21 novembre 2024

La Condition humaine et autres écrits. Collection Bibliothèque de la Pléiade, Gallimard 2016

Édition de Michel Autrand, Philippe Delpuech, Jean-Michel Glicksohn, Marius-François Guyard, Moncef Khémiri, Christiane Moatti et François de Saint-Cheron. Préface d’Henri Godard.

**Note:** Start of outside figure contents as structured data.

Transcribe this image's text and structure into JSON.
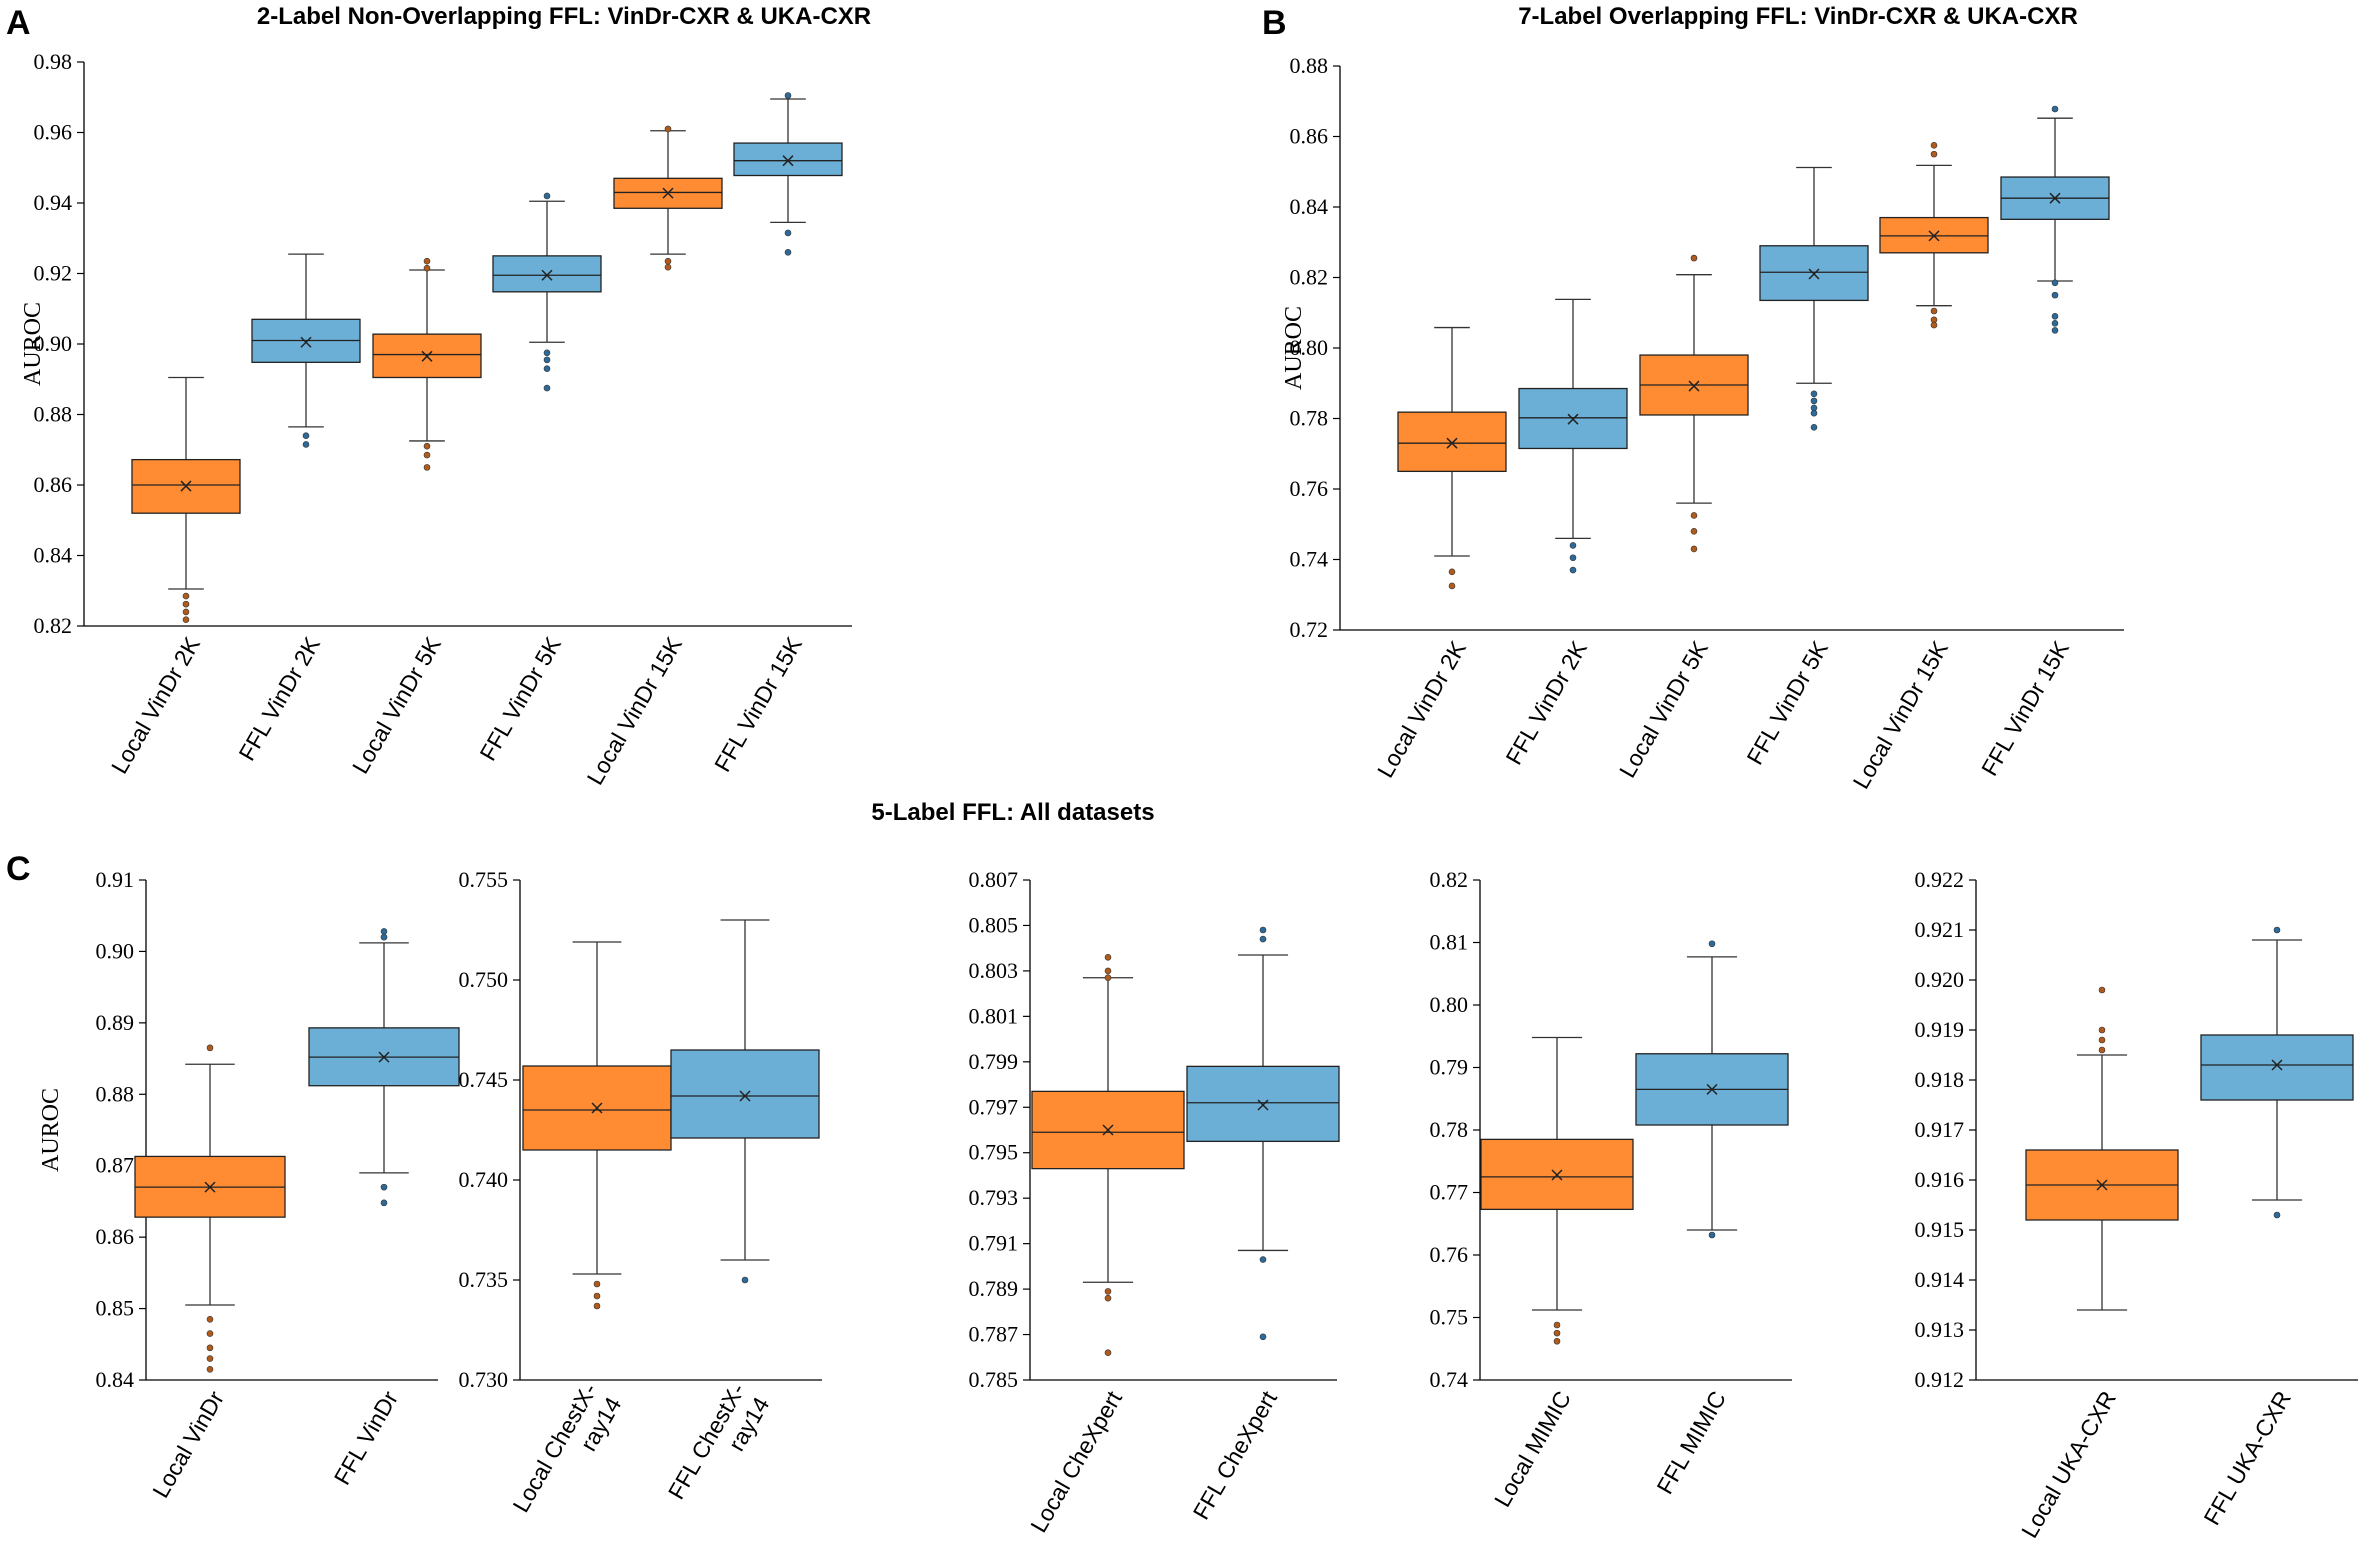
{
  "colors": {
    "local": "#FF8C33",
    "ffl": "#6BAED6",
    "local_outlier": "#B05A1C",
    "ffl_outlier": "#2B6A9A"
  },
  "panels": {
    "A": {
      "letter": "A",
      "title": "2-Label Non-Overlapping FFL: VinDr-CXR & UKA-CXR"
    },
    "B": {
      "letter": "B",
      "title": "7-Label Overlapping FFL: VinDr-CXR & UKA-CXR"
    },
    "C": {
      "letter": "C",
      "title": "5-Label FFL: All datasets"
    }
  },
  "chart_data": [
    {
      "id": "A",
      "type": "box",
      "ylabel": "AUROC",
      "ylim": [
        0.82,
        0.98
      ],
      "yticks": [
        "0.82",
        "0.84",
        "0.86",
        "0.88",
        "0.90",
        "0.92",
        "0.94",
        "0.96",
        "0.98"
      ],
      "boxes": [
        {
          "label": "Local VinDr 2K",
          "kind": "local",
          "whislo": 0.8305,
          "q1": 0.852,
          "med": 0.86,
          "q3": 0.8672,
          "whishi": 0.8905,
          "mean": 0.8597,
          "outliers": [
            0.8285,
            0.8262,
            0.824,
            0.8218
          ]
        },
        {
          "label": "FFL VinDr 2K",
          "kind": "ffl",
          "whislo": 0.8765,
          "q1": 0.8948,
          "med": 0.901,
          "q3": 0.907,
          "whishi": 0.9255,
          "mean": 0.9005,
          "outliers": [
            0.874,
            0.8715
          ]
        },
        {
          "label": "Local VinDr 5K",
          "kind": "local",
          "whislo": 0.8725,
          "q1": 0.8905,
          "med": 0.897,
          "q3": 0.9028,
          "whishi": 0.921,
          "mean": 0.8965,
          "outliers": [
            0.9235,
            0.9215,
            0.871,
            0.8685,
            0.865
          ]
        },
        {
          "label": "FFL VinDr 5K",
          "kind": "ffl",
          "whislo": 0.9005,
          "q1": 0.9148,
          "med": 0.9195,
          "q3": 0.925,
          "whishi": 0.9405,
          "mean": 0.9195,
          "outliers": [
            0.942,
            0.8975,
            0.8955,
            0.893,
            0.8875
          ]
        },
        {
          "label": "Local VinDr 15K",
          "kind": "local",
          "whislo": 0.9255,
          "q1": 0.9385,
          "med": 0.943,
          "q3": 0.947,
          "whishi": 0.9605,
          "mean": 0.9428,
          "outliers": [
            0.961,
            0.9235,
            0.9218
          ]
        },
        {
          "label": "FFL VinDr 15K",
          "kind": "ffl",
          "whislo": 0.9345,
          "q1": 0.9478,
          "med": 0.952,
          "q3": 0.957,
          "whishi": 0.9695,
          "mean": 0.952,
          "outliers": [
            0.9705,
            0.9315,
            0.926
          ]
        }
      ]
    },
    {
      "id": "B",
      "type": "box",
      "ylabel": "AUROC",
      "ylim": [
        0.72,
        0.88
      ],
      "yticks": [
        "0.72",
        "0.74",
        "0.76",
        "0.78",
        "0.80",
        "0.82",
        "0.84",
        "0.86",
        "0.88"
      ],
      "boxes": [
        {
          "label": "Local VinDr 2K",
          "kind": "local",
          "whislo": 0.741,
          "q1": 0.765,
          "med": 0.773,
          "q3": 0.7818,
          "whishi": 0.8058,
          "mean": 0.773,
          "outliers": [
            0.7365,
            0.7325
          ]
        },
        {
          "label": "FFL VinDr 2K",
          "kind": "ffl",
          "whislo": 0.746,
          "q1": 0.7715,
          "med": 0.7802,
          "q3": 0.7885,
          "whishi": 0.8138,
          "mean": 0.7798,
          "outliers": [
            0.744,
            0.7405,
            0.737
          ]
        },
        {
          "label": "Local VinDr 5K",
          "kind": "local",
          "whislo": 0.756,
          "q1": 0.781,
          "med": 0.7895,
          "q3": 0.798,
          "whishi": 0.8208,
          "mean": 0.7892,
          "outliers": [
            0.8255,
            0.7525,
            0.748,
            0.743
          ]
        },
        {
          "label": "FFL VinDr 5K",
          "kind": "ffl",
          "whislo": 0.79,
          "q1": 0.8135,
          "med": 0.8215,
          "q3": 0.829,
          "whishi": 0.8512,
          "mean": 0.821,
          "outliers": [
            0.787,
            0.785,
            0.783,
            0.7815,
            0.7775
          ]
        },
        {
          "label": "Local VinDr 15K",
          "kind": "local",
          "whislo": 0.812,
          "q1": 0.827,
          "med": 0.8318,
          "q3": 0.837,
          "whishi": 0.8518,
          "mean": 0.8318,
          "outliers": [
            0.8575,
            0.855,
            0.8105,
            0.808,
            0.8065
          ]
        },
        {
          "label": "FFL VinDr 15K",
          "kind": "ffl",
          "whislo": 0.819,
          "q1": 0.8365,
          "med": 0.8425,
          "q3": 0.8485,
          "whishi": 0.8652,
          "mean": 0.8425,
          "outliers": [
            0.8678,
            0.8185,
            0.815,
            0.809,
            0.807,
            0.805
          ]
        }
      ]
    },
    {
      "id": "C1",
      "type": "box",
      "ylabel": "AUROC",
      "ylim": [
        0.84,
        0.91
      ],
      "yticks": [
        "0.84",
        "0.85",
        "0.86",
        "0.87",
        "0.88",
        "0.89",
        "0.90",
        "0.91"
      ],
      "boxes": [
        {
          "label": "Local VinDr",
          "kind": "local",
          "whislo": 0.8505,
          "q1": 0.8628,
          "med": 0.867,
          "q3": 0.8713,
          "whishi": 0.8842,
          "mean": 0.867,
          "outliers": [
            0.8865,
            0.8485,
            0.8465,
            0.8445,
            0.843,
            0.8415
          ]
        },
        {
          "label": "FFL VinDr",
          "kind": "ffl",
          "whislo": 0.869,
          "q1": 0.8812,
          "med": 0.8852,
          "q3": 0.8893,
          "whishi": 0.9012,
          "mean": 0.8852,
          "outliers": [
            0.9028,
            0.902,
            0.867,
            0.8648
          ]
        }
      ]
    },
    {
      "id": "C2",
      "type": "box",
      "ylabel": "",
      "ylim": [
        0.73,
        0.755
      ],
      "yticks": [
        "0.730",
        "0.735",
        "0.740",
        "0.745",
        "0.750",
        "0.755"
      ],
      "boxes": [
        {
          "label": "Local ChestX-ray14",
          "label_lines": [
            "Local ChestX-",
            "ray14"
          ],
          "kind": "local",
          "whislo": 0.7353,
          "q1": 0.7415,
          "med": 0.7435,
          "q3": 0.7457,
          "whishi": 0.7519,
          "mean": 0.7436,
          "outliers": [
            0.7348,
            0.7342,
            0.7337
          ]
        },
        {
          "label": "FFL ChestX-ray14",
          "label_lines": [
            "FFL ChestX-",
            "ray14"
          ],
          "kind": "ffl",
          "whislo": 0.736,
          "q1": 0.7421,
          "med": 0.7442,
          "q3": 0.7465,
          "whishi": 0.753,
          "mean": 0.7442,
          "outliers": [
            0.735
          ]
        }
      ]
    },
    {
      "id": "C3",
      "type": "box",
      "ylabel": "",
      "ylim": [
        0.785,
        0.807
      ],
      "yticks": [
        "0.785",
        "0.787",
        "0.789",
        "0.791",
        "0.793",
        "0.795",
        "0.797",
        "0.799",
        "0.801",
        "0.803",
        "0.805",
        "0.807"
      ],
      "boxes": [
        {
          "label": "Local CheXpert",
          "kind": "local",
          "whislo": 0.7893,
          "q1": 0.7943,
          "med": 0.7959,
          "q3": 0.7977,
          "whishi": 0.8027,
          "mean": 0.796,
          "outliers": [
            0.8036,
            0.803,
            0.8027,
            0.7889,
            0.7886,
            0.7862
          ]
        },
        {
          "label": "FFL CheXpert",
          "kind": "ffl",
          "whislo": 0.7907,
          "q1": 0.7955,
          "med": 0.7972,
          "q3": 0.7988,
          "whishi": 0.8037,
          "mean": 0.7971,
          "outliers": [
            0.8048,
            0.8044,
            0.7903,
            0.7869
          ]
        }
      ]
    },
    {
      "id": "C4",
      "type": "box",
      "ylabel": "",
      "ylim": [
        0.74,
        0.82
      ],
      "yticks": [
        "0.74",
        "0.75",
        "0.76",
        "0.77",
        "0.78",
        "0.79",
        "0.80",
        "0.81",
        "0.82"
      ],
      "boxes": [
        {
          "label": "Local MIMIC",
          "kind": "local",
          "whislo": 0.7512,
          "q1": 0.7673,
          "med": 0.7725,
          "q3": 0.7785,
          "whishi": 0.7948,
          "mean": 0.7728,
          "outliers": [
            0.7488,
            0.7475,
            0.7462
          ]
        },
        {
          "label": "FFL MIMIC",
          "kind": "ffl",
          "whislo": 0.764,
          "q1": 0.7808,
          "med": 0.7865,
          "q3": 0.7922,
          "whishi": 0.8077,
          "mean": 0.7865,
          "outliers": [
            0.8098,
            0.7632
          ]
        }
      ]
    },
    {
      "id": "C5",
      "type": "box",
      "ylabel": "",
      "ylim": [
        0.912,
        0.922
      ],
      "yticks": [
        "0.912",
        "0.913",
        "0.914",
        "0.915",
        "0.916",
        "0.917",
        "0.918",
        "0.919",
        "0.920",
        "0.921",
        "0.922"
      ],
      "boxes": [
        {
          "label": "Local UKA-CXR",
          "kind": "local",
          "whislo": 0.9134,
          "q1": 0.9152,
          "med": 0.9159,
          "q3": 0.9166,
          "whishi": 0.9185,
          "mean": 0.9159,
          "outliers": [
            0.9198,
            0.919,
            0.9188,
            0.9186
          ]
        },
        {
          "label": "FFL UKA-CXR",
          "kind": "ffl",
          "whislo": 0.9156,
          "q1": 0.9176,
          "med": 0.9183,
          "q3": 0.9189,
          "whishi": 0.9208,
          "mean": 0.9183,
          "outliers": [
            0.921,
            0.9153
          ]
        }
      ]
    }
  ]
}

Ce volume donne à voir toutes les facettes de l’œuvre de Malraux. Le romancier y côtoie l’essayiste, le penseur de tous les arts – cinéma, peinture, sculpture, littérature – et du Musée imaginaire, l'(anti-)mémorialiste, et l’orateur dont la voix retentit dans «la nuit de décembre à Paris, avec des étoiles glacées au-dessus de la découpure des cheminées de Daumier», pour accompagner Jean Moulin au Panthéon. Cette voix en apparence officielle a parfois couvert celle de l’écrivain. L’une et l’autre sont pourtant au service d’une même réflexion sur la condition de l’homme. Le titre du roman de 1933, La Condition humaine, pourrait être celui de l’œuvre tout entière.
Au tragique de l’Histoire, qui fait la toile de fond des romans et, aussi bien, celle des écrits mémoriels, répondent toujours, chez Malraux, des scènes de fraternité, parmi les plus fortes que l’on ait jamais écrites. À la pensée de la mort succède la grâce fugitive d’un pur étonnement de vivre. Au monde tel qu’il est s’oppose la création artistique, qui ne transcrit pas le réel, mais rivalise avec lui. Partout, cette «avidité d’absolu» que Malraux avait perçue chez Goya. Partout aussi, cette touche de farfelu grâce à laquelle l’écrivain, sa vie durant, a entendu faire contrepoids à l’Histoire et saper l’illusion d’un monde en ordre. «Me croyez-vous mort?» lui écrivait Picasso, que l’on avait oublié d’inviter à une exposition de ses propres œuvres. «Me croyez-vous ministre?» lui répondit Malraux.
Malraux, le croyez-vous ministre? Il l’a été, et non des moindres, dans une fidélité souvent mal comprise à ses engagements de toujours. Mais il fut avant tout un écrivain. Quarante ans après sa mort, où en sommes-nous avec Malraux écrivain? Ce volume est l’une des réponses possibles à cette question. Il propose une traversée de tout l’univers des formes explorées par Malraux, la (re)découverte d’ouvrages et de textes majeurs, inégalement célèbres, et l’occasion de percevoir la profonde unité d’une œuvre qui formulait, au siècle dernier, toutes les interrogations qui agitent notre temps et nos vies.